RE: Encoding from Shawn Steele on 2015-02-25 (www-international@w3.org from January to March 2015)

From: Shawn Steele <Shawn.Steele@microsoft.com>
Date: Wed, 25 Feb 2015 16:53:20 +0000
To: "Martin J. Dürst" <duerst@it.aoyama.ac.jp>, Glenn Adams <glenn@skynav.com>
CC: "Phillips, Addison" <addison@lab126.com>, "www-international@w3.org" <www-international@w3.org>
Message-ID: <CY1PR0301MB073144641AD6F887F3626E9D82170@CY1PR0301MB0731.namprd03.prod.outlook.>
That's what I was afraid of.

Browsers do different things.  So if I have a browser that works fine for my enterprise app, those encodings cannot change.  Otherwise those apps will be broken.  So even a "perfect" set of encodings is found, then there will still be incompatibility problems.

The fix for data ambiguity is to use UTF-8.  That removes (most of) the ambiguity.  I'd prefer to see much stronger language that people SHOULD use UTF-8.

I would rather that the portion about the legacy code pages be informative rather than normative.  It's fine as a reference, but the worst thing that could happen is that some data author with a minor bug on an otherwise working system sees a mismatch between their legacy code page mappings and this document.  Then they change the data to match the legacy data tables, perhaps fixing that bug, but breaking everything else that was working.  Like tools, databases, reports, etc.

More complicated are thinks like Zawgyi and moved HKSCS mappings, which this document doesn't address.

-Shawn

-----Original Message-----
From: "Martin J. Dürst" [mailto:duerst@it.aoyama.ac.jp] 
Sent: Wednesday, 25 February, 2015 1:12 AM
To: Glenn Adams; Shawn Steele
Cc: Phillips, Addison; www-international@w3.org
Subject: Re: Encoding

I think the author would describe the goal to have a spec for browsers so that hopefully/eventually all browsers would treat encodings the same, and so that it would be easier to create a new browser, because there was less stuff to reverse-engineer.

On top of that, the author may have (had) the hope that the power of the
(Web) platform would make (t)his spec eliminate all the other specs and variants.
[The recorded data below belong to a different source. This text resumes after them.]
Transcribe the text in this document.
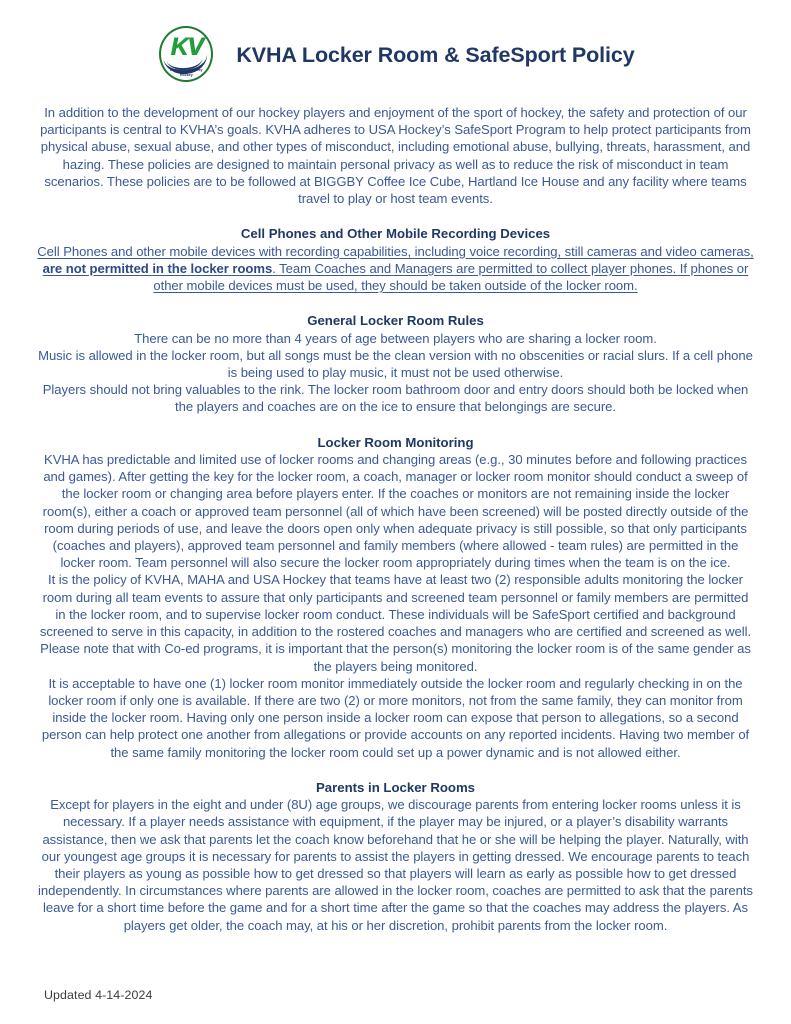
KV
Kensington Valley
Hockey
KVHA Locker Room & SafeSport Policy

In addition to the development of our hockey players and enjoyment of the sport of hockey, the safety and protection of our participants is central to KVHA’s goals. KVHA adheres to USA Hockey’s SafeSport Program to help protect participants from physical abuse, sexual abuse, and other types of misconduct, including emotional abuse, bullying, threats, harassment, and hazing. These policies are designed to maintain personal privacy as well as to reduce the risk of misconduct in team scenarios. These policies are to be followed at BIGGBY Coffee Ice Cube, Hartland Ice House and any facility where teams travel to play or host team events.

Cell Phones and Other Mobile Recording Devices

Cell Phones and other mobile devices with recording capabilities, including voice recording, still cameras and video cameras, are not permitted in the locker rooms. Team Coaches and Managers are permitted to collect player phones. If phones or other mobile devices must be used, they should be taken outside of the locker room.

General Locker Room Rules

There can be no more than 4 years of age between players who are sharing a locker room.

Music is allowed in the locker room, but all songs must be the clean version with no obscenities or racial slurs. If a cell phone is being used to play music, it must not be used otherwise.

Players should not bring valuables to the rink. The locker room bathroom door and entry doors should both be locked when the players and coaches are on the ice to ensure that belongings are secure.

Locker Room Monitoring

KVHA has predictable and limited use of locker rooms and changing areas (e.g., 30 minutes before and following practices and games). After getting the key for the locker room, a coach, manager or locker room monitor should conduct a sweep of the locker room or changing area before players enter. If the coaches or monitors are not remaining inside the locker room(s), either a coach or approved team personnel (all of which have been screened) will be posted directly outside of the room during periods of use, and leave the doors open only when adequate privacy is still possible, so that only participants (coaches and players), approved team personnel and family members (where allowed - team rules) are permitted in the locker room. Team personnel will also secure the locker room appropriately during times when the team is on the ice.

It is the policy of KVHA, MAHA and USA Hockey that teams have at least two (2) responsible adults monitoring the locker room during all team events to assure that only participants and screened team personnel or family members are permitted in the locker room, and to supervise locker room conduct. These individuals will be SafeSport certified and background screened to serve in this capacity, in addition to the rostered coaches and managers who are certified and screened as well. Please note that with Co-ed programs, it is important that the person(s) monitoring the locker room is of the same gender as the players being monitored.

It is acceptable to have one (1) locker room monitor immediately outside the locker room and regularly checking in on the locker room if only one is available. If there are two (2) or more monitors, not from the same family, they can monitor from inside the locker room. Having only one person inside a locker room can expose that person to allegations, so a second person can help protect one another from allegations or provide accounts on any reported incidents. Having two member of the same family monitoring the locker room could set up a power dynamic and is not allowed either.

Parents in Locker Rooms

Except for players in the eight and under (8U) age groups, we discourage parents from entering locker rooms unless it is necessary. If a player needs assistance with equipment, if the player may be injured, or a player’s disability warrants assistance, then we ask that parents let the coach know beforehand that he or she will be helping the player. Naturally, with our youngest age groups it is necessary for parents to assist the players in getting dressed. We encourage parents to teach their players as young as possible how to get dressed so that players will learn as early as possible how to get dressed independently. In circumstances where parents are allowed in the locker room, coaches are permitted to ask that the parents leave for a short time before the game and for a short time after the game so that the coaches may address the players. As players get older, the coach may, at his or her discretion, prohibit parents from the locker room.

Updated 4-14-2024
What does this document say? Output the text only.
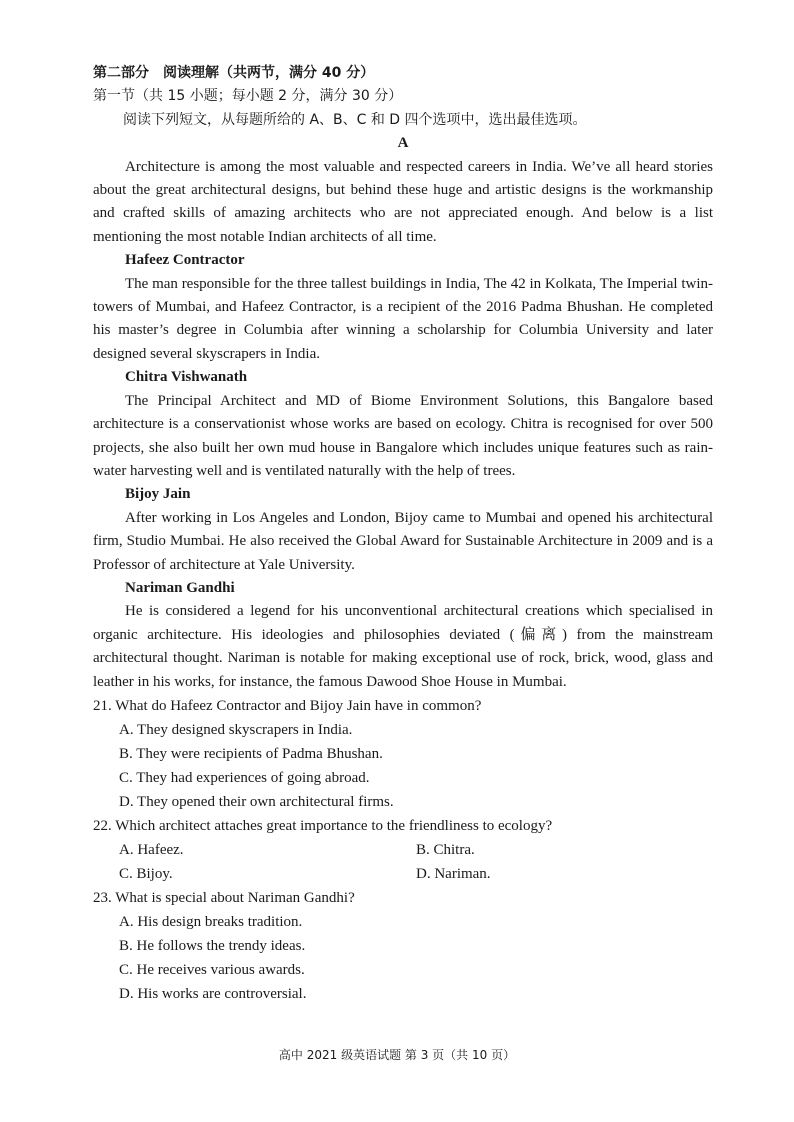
第二部分　阅读理解（共两节，满分 40 分）
第一节（共 15 小题；每小题 2 分，满分 30 分）
阅读下列短文，从每题所给的 A、B、C 和 D 四个选项中，选出最佳选项。
A
Architecture is among the most valuable and respected careers in India. We’ve all heard stories about the great architectural designs, but behind these huge and artistic designs is the workmanship and crafted skills of amazing architects who are not appreciated enough. And below is a list mentioning the most notable Indian architects of all time.
Hafeez Contractor
The man responsible for the three tallest buildings in India, The 42 in Kolkata, The Imperial twin-towers of Mumbai, and Hafeez Contractor, is a recipient of the 2016 Padma Bhushan. He completed his master’s degree in Columbia after winning a scholarship for Columbia University and later designed several skyscrapers in India.
Chitra Vishwanath
The Principal Architect and MD of Biome Environment Solutions, this Bangalore based architecture is a conservationist whose works are based on ecology. Chitra is recognised for over 500 projects, she also built her own mud house in Bangalore which includes unique features such as rain-water harvesting well and is ventilated naturally with the help of trees.
Bijoy Jain
After working in Los Angeles and London, Bijoy came to Mumbai and opened his architectural firm, Studio Mumbai. He also received the Global Award for Sustainable Architecture in 2009 and is a Professor of architecture at Yale University.
Nariman Gandhi
He is considered a legend for his unconventional architectural creations which specialised in organic architecture. His ideologies and philosophies deviated (偏离) from the mainstream architectural thought. Nariman is notable for making exceptional use of rock, brick, wood, glass and leather in his works, for instance, the famous Dawood Shoe House in Mumbai.
21. What do Hafeez Contractor and Bijoy Jain have in common?
A. They designed skyscrapers in India.
B. They were recipients of Padma Bhushan.
C. They had experiences of going abroad.
D. They opened their own architectural firms.
22. Which architect attaches great importance to the friendliness to ecology?
A. Hafeez.	B. Chitra.
C. Bijoy.	D. Nariman.
23. What is special about Nariman Gandhi?
A. His design breaks tradition.
B. He follows the trendy ideas.
C. He receives various awards.
D. His works are controversial.
高中 2021 级英语试题 第 3 页（共 10 页）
But there is a high chance that it was just something like https://xkcd.com/927/.


As for the W3C, the encoding spec was referenced from the HTML5 spec, and so there was a need to move the encoding spec forward process-wise in order for the HTML5 spec to be able to move forward.

Regards,   Martin.

On 2015/02/25 07:06, Glenn Adams wrote:
> On Tue, Feb 24, 2015 at 2:01 PM, Shawn Steele 
> <Shawn.Steele@microsoft.com>
> wrote:
>
>> I'm still struggling with the goals of the encoding work.
>> https://encoding.spec.whatwg.org/

>
>
> IMO, the reason for this specification is that the author had little 
> knowledge of character encoding, and used the exercise of writing a 
> new document as a way to acquire that knowledge, and, of course, to 
> rewrite the world of encodings in his PoV.
>
> I suppose the reason the author would give, however, is that it was 
> intended to document existing practice or best practice or something 
> in between. Again, one questions the authority to do something of that 
> sort from one new to the subject.
>
> That's just my two cents. Do not interpret my comments as an attack on 
> the author. I have a lot of respect for him. Just not on this subject.
>
>
>>
>>
>> Everything except UTF-8 is legacy, which is good, and I get a desire 
>> to quantify the landscape, however I'm not sure what point is served 
>> by standardizing the tables.
>>
>> Either A) Existing content is already correct per an existing 
>> standard (in which case a link would suffice), or B) Existing content 
>> was encoded using slightly different tables.
>>
>> In the case of existing content, it probably "works" for whomever's 
>> using it, though there may be interoperability issues.  To correct 
>> that data, they need to move to UTF-8.  Adding yet another "perfect" 
>> mapping table only causes further fragmentation as people may attempt to convert to that.
>>
>> For example, HKSCS is rolled up to big-5, however historically there 
>> have been multiple font-hack PUA and real Unicode code point 
>> assignments for that space.  Which makes it hard to say that one 
>> mapping or another is "right" for that space.  It likely depends on 
>> actual data, how the application uses it, and what it's dependencies 
>> are.  Worse, I can't even reliably detect the quirks of the system 
>> where data originated as it may be currently hosted on some other platform.
>>
>> Currently different vendors/platforms/systems have slightly different 
>> mappings.  Clearly that isn't desirable, however a "standard" would 
>> obviously break existing data for at least some of those 
>> vendors/platforms/systems.
>>
>> So, what does the WG expect to happen from this process?
>>
>> A) Do they expect users to correct data to the WG standard mappings?
>> B) Do they expect applications (or users) to abandon previous 
>> behavior to the WG standard mappings?
>> C) For either of these, what timeframe does the WG expect it to happen in?
>> D) Does the WG expect that this problem will be "solved" as a result 
>> of this work.  (Solved == everything's codified so there is no more 
>> confusion?)
>>
>> Thanks,
>>
>> -Shawn
>>
>
Received on Wednesday, 25 February 2015 16:53:50 UTC